As disappointing as the postponement was for all marathon hopefuls, it also presented a new challenge: maintaining their marathon fitness well over the usual training block length of four to six months, all the while uncertain of when the race would finally be run.
“I took a bunch of time off,” Hehir said, “because there were no races coming up. Then once I knew it was going to be September of this year, I put a half marathon on my calendar for May of 2020 … and then after that half, I switched gears and started training for the full.”

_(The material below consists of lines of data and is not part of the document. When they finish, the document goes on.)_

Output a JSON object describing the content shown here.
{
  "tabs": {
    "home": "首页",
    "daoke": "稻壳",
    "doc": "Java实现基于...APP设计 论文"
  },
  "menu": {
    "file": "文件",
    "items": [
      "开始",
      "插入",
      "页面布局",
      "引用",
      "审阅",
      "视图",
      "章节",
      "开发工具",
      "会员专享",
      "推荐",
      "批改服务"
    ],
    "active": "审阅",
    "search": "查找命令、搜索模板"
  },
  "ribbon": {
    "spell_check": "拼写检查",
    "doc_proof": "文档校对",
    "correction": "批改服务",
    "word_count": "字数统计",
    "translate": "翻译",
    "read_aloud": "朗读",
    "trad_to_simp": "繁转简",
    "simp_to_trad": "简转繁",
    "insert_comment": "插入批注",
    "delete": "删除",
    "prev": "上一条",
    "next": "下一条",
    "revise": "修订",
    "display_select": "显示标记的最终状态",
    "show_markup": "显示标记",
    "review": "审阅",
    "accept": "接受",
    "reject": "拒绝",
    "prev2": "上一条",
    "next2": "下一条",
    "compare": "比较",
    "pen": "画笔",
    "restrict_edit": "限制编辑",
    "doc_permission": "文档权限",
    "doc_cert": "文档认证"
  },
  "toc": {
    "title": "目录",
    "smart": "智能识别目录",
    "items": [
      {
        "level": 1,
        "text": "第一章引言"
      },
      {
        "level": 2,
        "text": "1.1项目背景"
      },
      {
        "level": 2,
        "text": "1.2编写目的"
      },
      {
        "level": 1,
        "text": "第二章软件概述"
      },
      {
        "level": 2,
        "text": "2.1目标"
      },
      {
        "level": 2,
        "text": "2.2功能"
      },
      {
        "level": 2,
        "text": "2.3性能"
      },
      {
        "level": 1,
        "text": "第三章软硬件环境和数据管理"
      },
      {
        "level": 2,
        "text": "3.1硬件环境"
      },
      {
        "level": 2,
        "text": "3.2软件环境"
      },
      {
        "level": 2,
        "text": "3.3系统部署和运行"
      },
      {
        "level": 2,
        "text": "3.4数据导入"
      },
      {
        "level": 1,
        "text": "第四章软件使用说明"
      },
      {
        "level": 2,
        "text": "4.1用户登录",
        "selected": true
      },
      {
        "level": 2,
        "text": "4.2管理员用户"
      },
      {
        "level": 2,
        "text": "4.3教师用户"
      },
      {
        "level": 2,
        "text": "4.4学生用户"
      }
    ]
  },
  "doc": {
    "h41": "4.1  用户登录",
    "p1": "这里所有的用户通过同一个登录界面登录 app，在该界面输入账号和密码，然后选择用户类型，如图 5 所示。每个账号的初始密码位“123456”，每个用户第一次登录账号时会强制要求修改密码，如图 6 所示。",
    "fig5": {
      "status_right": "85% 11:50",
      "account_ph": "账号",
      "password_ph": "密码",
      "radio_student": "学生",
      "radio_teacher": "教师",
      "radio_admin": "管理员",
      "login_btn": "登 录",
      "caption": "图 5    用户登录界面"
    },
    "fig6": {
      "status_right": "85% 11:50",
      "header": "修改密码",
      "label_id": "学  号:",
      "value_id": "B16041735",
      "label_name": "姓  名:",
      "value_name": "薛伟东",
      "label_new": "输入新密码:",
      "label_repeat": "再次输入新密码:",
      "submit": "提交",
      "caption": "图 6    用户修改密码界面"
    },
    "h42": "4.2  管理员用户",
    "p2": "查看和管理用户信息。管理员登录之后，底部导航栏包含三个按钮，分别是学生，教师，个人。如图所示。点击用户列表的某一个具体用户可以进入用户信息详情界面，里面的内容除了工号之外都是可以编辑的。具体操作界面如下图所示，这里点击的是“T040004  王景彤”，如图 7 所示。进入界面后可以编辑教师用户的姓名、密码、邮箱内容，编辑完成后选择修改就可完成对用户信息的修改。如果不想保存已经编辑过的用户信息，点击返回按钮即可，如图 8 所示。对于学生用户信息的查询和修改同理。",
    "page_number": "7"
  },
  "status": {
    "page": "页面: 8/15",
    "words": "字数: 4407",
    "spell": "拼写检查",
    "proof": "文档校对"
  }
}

“You can’t just train hard for a year and a half straight, that would kill you,” Janik added, “so each time we thought it was going to happen, same build-up, and each time it didn’t happen, same break, and then go again. It was definitely pretty draining mentally and physically to have to do that three times, but I think it was worth it in the end.”
To someone who’s never run a marathon before, a 26.2-mile race can be wildly intimidating, but Hehir’s advice for running or marathon hopefuls boils down to a three-word mantra: “Stick with it.”
O’Dea agrees, emphasizing that training for a race of that distance – or any distance, for that matter – is a long process, and it’s much safer to embrace the gradual build than try to fight it.
“Slowly build up that mileage because you don’t want to overdo it and get injured, because that’s fun for no one … The fun part is being able to get better and better because you start from the base level of what you’re able to do, and then the more experience you get, the more comfortable you get running longer,” O’Dea said.
And for her, there’s no better city for that grind than Boston. She finished this year’s marathon in 3:10:25, not her best time but still good enough to rank 418th among female runners, no small feat with nearly 7,500 women crossing that finish line this year.
“There’s so many teams that people can join, which I also think is super helpful, just having other people around you doing the same thing,” O’Dea said. “It’s helpful to have that community, and I think that aspect of being in Boston is really cool. It’s a very big running city and it’s nice to be able to take advantage of that.”